Let's say I want to explicitly calculate the intersection multiplicity of two subvarieties of $\Bbb A^n_k$ using Serre's Tor-formula (involving as little homological algebra as possible).
A typical example [Hartshorne, p.428] consists of two planes in $\Bbb A^4_k$ (we can assume $k$ algebraically closed, if needed) meeting at a point, $X=V(I)$, with $$I=(x,y)\cap(z,w)=(x,y)(z,w)=(xz,xw,yz,yw)\subset R=k[x,y,z,w],$$ intersecting with a third plane $Y=V(J)$, with $J=(x-z,y-w)$.
The "naive", scheme-theoretic intersection is given by
$$\frac{R}{I+J}=\frac{k[x,y,z,w]}{(xz,xw,yz,yw,x-z,y-w)}\cong \frac{k[x,y]}{(x^2,xy,y^2)},$$
which has length 3 (while, clearly, we expect the intersection multiplicity to be 2).
Serre's formula gives us the correct multiplicity by defining
$$i(X,Y)=\sum_i (-1)^i \operatorname{length} \operatorname{Tor}^R_i(R/I,R/J).$$
- We know that for $i=1$, $\operatorname{Tor}^R_1(R/I,R/J)=(I\cap J)/{IJ}$. How do we compute this quotient conveniently?

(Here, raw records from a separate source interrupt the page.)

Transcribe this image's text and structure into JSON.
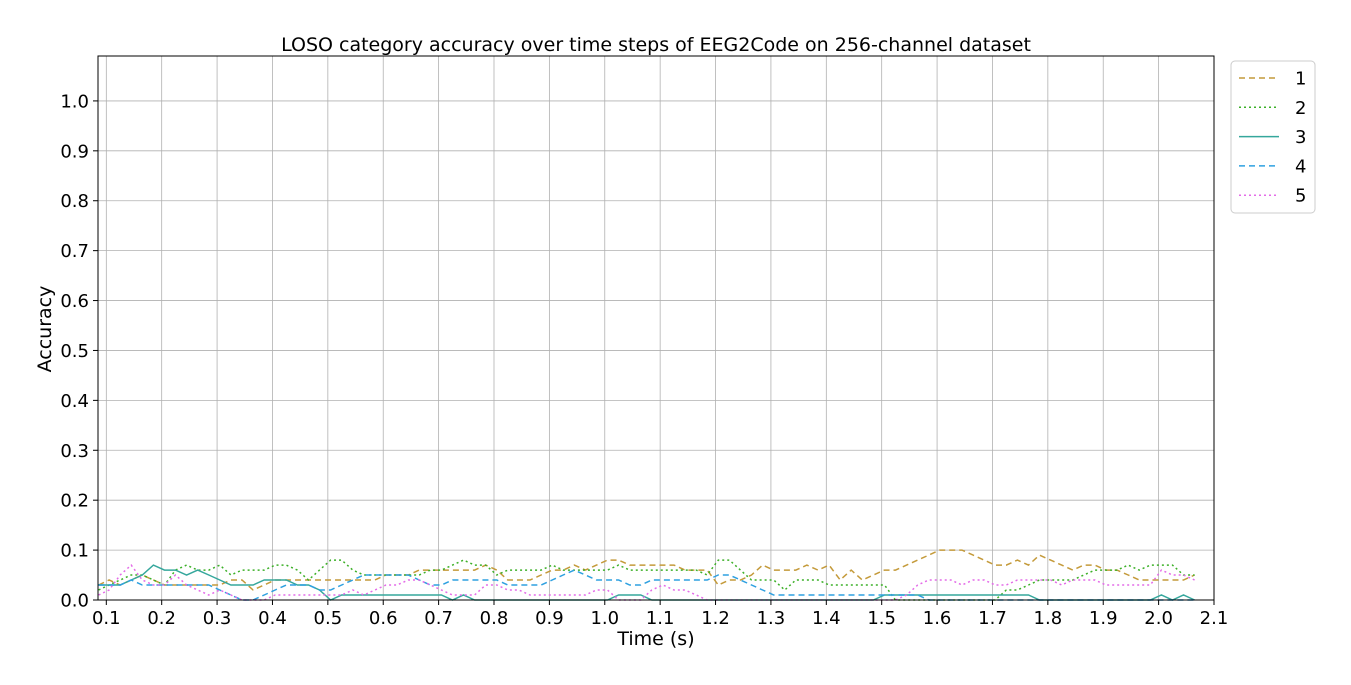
{
  "chart_data": {
    "type": "line",
    "title": "LOSO category accuracy over time steps of EEG2Code on 256-channel dataset",
    "xlabel": "Time (s)",
    "ylabel": "Accuracy",
    "xlim": [
      0.085,
      2.1
    ],
    "ylim": [
      0.0,
      1.09
    ],
    "xticks": [
      0.1,
      0.2,
      0.3,
      0.4,
      0.5,
      0.6,
      0.7,
      0.8,
      0.9,
      1.0,
      1.1,
      1.2,
      1.3,
      1.4,
      1.5,
      1.6,
      1.7,
      1.8,
      1.9,
      2.0,
      2.1
    ],
    "xtick_labels": [
      "0.1",
      "0.2",
      "0.3",
      "0.4",
      "0.5",
      "0.6",
      "0.7",
      "0.8",
      "0.9",
      "1.0",
      "1.1",
      "1.2",
      "1.3",
      "1.4",
      "1.5",
      "1.6",
      "1.7",
      "1.8",
      "1.9",
      "2.0",
      "2.1"
    ],
    "yticks": [
      0.0,
      0.1,
      0.2,
      0.3,
      0.4,
      0.5,
      0.6,
      0.7,
      0.8,
      0.9,
      1.0
    ],
    "ytick_labels": [
      "0.0",
      "0.1",
      "0.2",
      "0.3",
      "0.4",
      "0.5",
      "0.6",
      "0.7",
      "0.8",
      "0.9",
      "1.0"
    ],
    "grid": true,
    "legend_position": "outside-top-right",
    "x": [
      0.086,
      0.105,
      0.125,
      0.145,
      0.165,
      0.185,
      0.205,
      0.225,
      0.245,
      0.265,
      0.285,
      0.305,
      0.325,
      0.345,
      0.365,
      0.385,
      0.405,
      0.425,
      0.445,
      0.465,
      0.485,
      0.505,
      0.525,
      0.545,
      0.565,
      0.585,
      0.605,
      0.625,
      0.645,
      0.665,
      0.685,
      0.705,
      0.725,
      0.745,
      0.765,
      0.785,
      0.805,
      0.825,
      0.845,
      0.865,
      0.885,
      0.905,
      0.925,
      0.945,
      0.965,
      0.985,
      1.005,
      1.025,
      1.045,
      1.065,
      1.085,
      1.105,
      1.125,
      1.145,
      1.165,
      1.185,
      1.205,
      1.225,
      1.245,
      1.265,
      1.285,
      1.305,
      1.325,
      1.345,
      1.365,
      1.385,
      1.405,
      1.425,
      1.445,
      1.465,
      1.485,
      1.505,
      1.525,
      1.545,
      1.565,
      1.585,
      1.605,
      1.625,
      1.645,
      1.665,
      1.685,
      1.705,
      1.725,
      1.745,
      1.765,
      1.785,
      1.805,
      1.825,
      1.845,
      1.865,
      1.885,
      1.905,
      1.925,
      1.945,
      1.965,
      1.985,
      2.005,
      2.025,
      2.045,
      2.065
    ],
    "series": [
      {
        "name": "1",
        "color": "#c49a3a",
        "dash": "6,4",
        "values": [
          0.03,
          0.04,
          0.03,
          0.04,
          0.05,
          0.04,
          0.03,
          0.03,
          0.03,
          0.03,
          0.03,
          0.03,
          0.04,
          0.04,
          0.02,
          0.03,
          0.04,
          0.04,
          0.04,
          0.04,
          0.04,
          0.04,
          0.04,
          0.04,
          0.04,
          0.04,
          0.05,
          0.05,
          0.05,
          0.06,
          0.06,
          0.06,
          0.06,
          0.06,
          0.06,
          0.07,
          0.06,
          0.04,
          0.04,
          0.04,
          0.05,
          0.06,
          0.06,
          0.07,
          0.06,
          0.07,
          0.08,
          0.08,
          0.07,
          0.07,
          0.07,
          0.07,
          0.07,
          0.06,
          0.06,
          0.06,
          0.03,
          0.04,
          0.04,
          0.05,
          0.07,
          0.06,
          0.06,
          0.06,
          0.07,
          0.06,
          0.07,
          0.04,
          0.06,
          0.04,
          0.05,
          0.06,
          0.06,
          0.07,
          0.08,
          0.09,
          0.1,
          0.1,
          0.1,
          0.09,
          0.08,
          0.07,
          0.07,
          0.08,
          0.07,
          0.09,
          0.08,
          0.07,
          0.06,
          0.07,
          0.07,
          0.06,
          0.06,
          0.05,
          0.04,
          0.04,
          0.04,
          0.04,
          0.04,
          0.05
        ]
      },
      {
        "name": "2",
        "color": "#3cb028",
        "dash": "2,3",
        "values": [
          0.02,
          0.03,
          0.04,
          0.05,
          0.05,
          0.04,
          0.03,
          0.06,
          0.07,
          0.06,
          0.06,
          0.07,
          0.05,
          0.06,
          0.06,
          0.06,
          0.07,
          0.07,
          0.06,
          0.04,
          0.06,
          0.08,
          0.08,
          0.06,
          0.05,
          0.05,
          0.05,
          0.05,
          0.05,
          0.05,
          0.06,
          0.06,
          0.07,
          0.08,
          0.07,
          0.07,
          0.05,
          0.06,
          0.06,
          0.06,
          0.06,
          0.07,
          0.06,
          0.06,
          0.06,
          0.06,
          0.06,
          0.07,
          0.06,
          0.06,
          0.06,
          0.06,
          0.06,
          0.06,
          0.06,
          0.05,
          0.08,
          0.08,
          0.06,
          0.04,
          0.04,
          0.04,
          0.02,
          0.04,
          0.04,
          0.04,
          0.03,
          0.03,
          0.03,
          0.03,
          0.03,
          0.03,
          0.0,
          0.0,
          0.0,
          0.0,
          0.0,
          0.0,
          0.0,
          0.0,
          0.0,
          0.0,
          0.02,
          0.02,
          0.03,
          0.04,
          0.04,
          0.04,
          0.04,
          0.05,
          0.06,
          0.06,
          0.06,
          0.07,
          0.06,
          0.07,
          0.07,
          0.07,
          0.05,
          0.05
        ]
      },
      {
        "name": "3",
        "color": "#35a79c",
        "dash": "",
        "values": [
          0.03,
          0.03,
          0.03,
          0.04,
          0.05,
          0.07,
          0.06,
          0.06,
          0.05,
          0.06,
          0.05,
          0.04,
          0.03,
          0.03,
          0.03,
          0.04,
          0.04,
          0.04,
          0.03,
          0.03,
          0.02,
          0.0,
          0.01,
          0.01,
          0.01,
          0.01,
          0.01,
          0.01,
          0.01,
          0.01,
          0.01,
          0.01,
          0.0,
          0.01,
          0.0,
          0.0,
          0.0,
          0.0,
          0.0,
          0.0,
          0.0,
          0.0,
          0.0,
          0.0,
          0.0,
          0.0,
          0.0,
          0.01,
          0.01,
          0.01,
          0.0,
          0.0,
          0.0,
          0.0,
          0.0,
          0.0,
          0.0,
          0.0,
          0.0,
          0.0,
          0.0,
          0.0,
          0.0,
          0.0,
          0.0,
          0.0,
          0.0,
          0.0,
          0.0,
          0.0,
          0.0,
          0.01,
          0.01,
          0.01,
          0.01,
          0.01,
          0.01,
          0.01,
          0.01,
          0.01,
          0.01,
          0.01,
          0.01,
          0.01,
          0.01,
          0.0,
          0.0,
          0.0,
          0.0,
          0.0,
          0.0,
          0.0,
          0.0,
          0.0,
          0.0,
          0.0,
          0.01,
          0.0,
          0.01,
          0.0
        ]
      },
      {
        "name": "4",
        "color": "#2ea0e0",
        "dash": "6,4",
        "values": [
          0.03,
          0.03,
          0.03,
          0.04,
          0.03,
          0.03,
          0.03,
          0.03,
          0.03,
          0.03,
          0.03,
          0.02,
          0.01,
          0.0,
          0.0,
          0.01,
          0.02,
          0.03,
          0.03,
          0.03,
          0.02,
          0.02,
          0.03,
          0.04,
          0.05,
          0.05,
          0.05,
          0.05,
          0.05,
          0.04,
          0.03,
          0.03,
          0.04,
          0.04,
          0.04,
          0.04,
          0.04,
          0.03,
          0.03,
          0.03,
          0.03,
          0.04,
          0.05,
          0.06,
          0.05,
          0.04,
          0.04,
          0.04,
          0.03,
          0.03,
          0.04,
          0.04,
          0.04,
          0.04,
          0.04,
          0.04,
          0.05,
          0.05,
          0.04,
          0.03,
          0.02,
          0.01,
          0.01,
          0.01,
          0.01,
          0.01,
          0.01,
          0.01,
          0.01,
          0.01,
          0.01,
          0.01,
          0.01,
          0.01,
          0.01,
          0.0,
          0.0,
          0.0,
          0.0,
          0.0,
          0.0,
          0.0,
          0.0,
          0.0,
          0.0,
          0.0,
          0.0,
          0.0,
          0.0,
          0.0,
          0.0,
          0.0,
          0.0,
          0.0,
          0.0,
          0.0,
          0.0,
          0.0,
          0.0,
          0.0
        ]
      },
      {
        "name": "5",
        "color": "#e46be8",
        "dash": "2,3",
        "values": [
          0.01,
          0.02,
          0.05,
          0.07,
          0.04,
          0.03,
          0.03,
          0.05,
          0.03,
          0.02,
          0.01,
          0.02,
          0.01,
          0.0,
          0.0,
          0.0,
          0.01,
          0.01,
          0.01,
          0.01,
          0.01,
          0.01,
          0.01,
          0.02,
          0.01,
          0.02,
          0.03,
          0.03,
          0.04,
          0.04,
          0.03,
          0.02,
          0.01,
          0.01,
          0.01,
          0.03,
          0.03,
          0.02,
          0.02,
          0.01,
          0.01,
          0.01,
          0.01,
          0.01,
          0.01,
          0.02,
          0.02,
          0.0,
          0.0,
          0.0,
          0.02,
          0.03,
          0.02,
          0.02,
          0.01,
          0.0,
          0.0,
          0.0,
          0.0,
          0.0,
          0.0,
          0.0,
          0.0,
          0.0,
          0.0,
          0.0,
          0.0,
          0.0,
          0.0,
          0.0,
          0.0,
          0.0,
          0.0,
          0.01,
          0.03,
          0.04,
          0.04,
          0.04,
          0.03,
          0.04,
          0.04,
          0.03,
          0.03,
          0.04,
          0.04,
          0.04,
          0.04,
          0.03,
          0.04,
          0.04,
          0.04,
          0.03,
          0.03,
          0.03,
          0.03,
          0.03,
          0.06,
          0.05,
          0.05,
          0.04
        ]
      }
    ]
  }
}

(Embarassingly enough, I'm having some trouble calculating generators for $I\cap J$.)- What do we know about $\operatorname{Tor}_i$ for $i\geq 2$?
I couldn't think of any way to compute $I\cap J$ in general other than by using Groebner basis (probably since it is my favorite). Probably you already know this but the idea is to compute the ideal $tI+(1-t)J$ and eliminate the variable $t$ by lex-order.
This way, we can compute $I\cap J =(yz-xw,y^2w-yw^2,xyw-xw^2,x^2w-xzw,x^2z-xz^2)$ and since all of its generators except $yz-xw$ are in $IJ$, $I\cap J /IJ$ is generated by $yz-xw$.
For computing higher Tor, we can consider the short exact sequence $0\to J\to R\to R/J\to 0$, which induces the long exact sequence on Tor, and note that $\operatorname{Tor}^R_i(R/I,R)=0$ for $i\ge 1$, we have that $$\operatorname{Tor}^R_{i+1}(R/I,R/J)=\operatorname{Tor}^R_i(R/I,J) , \quad \forall i\ge 1.$$
The free resolution for $J$ is $\ldots \to 0 \to 0 \to R^1 \to R^2 \to J \to 0$, so $\operatorname{Tor}^R_i(R/I,J)=0$ for all $i\ge 2$.
Lastly, to compute $\operatorname{Tor}^R_{2}(R/I,R/J)=\operatorname{Tor}^R_1(R/I,J)$, consider the short exact sequence $0\to I\to R\to R/I\to 0$, we have that $\operatorname{Tor}^R_1(R/I,J) = \operatorname{Ker}(I\otimes J \to R\otimes J) =0 $.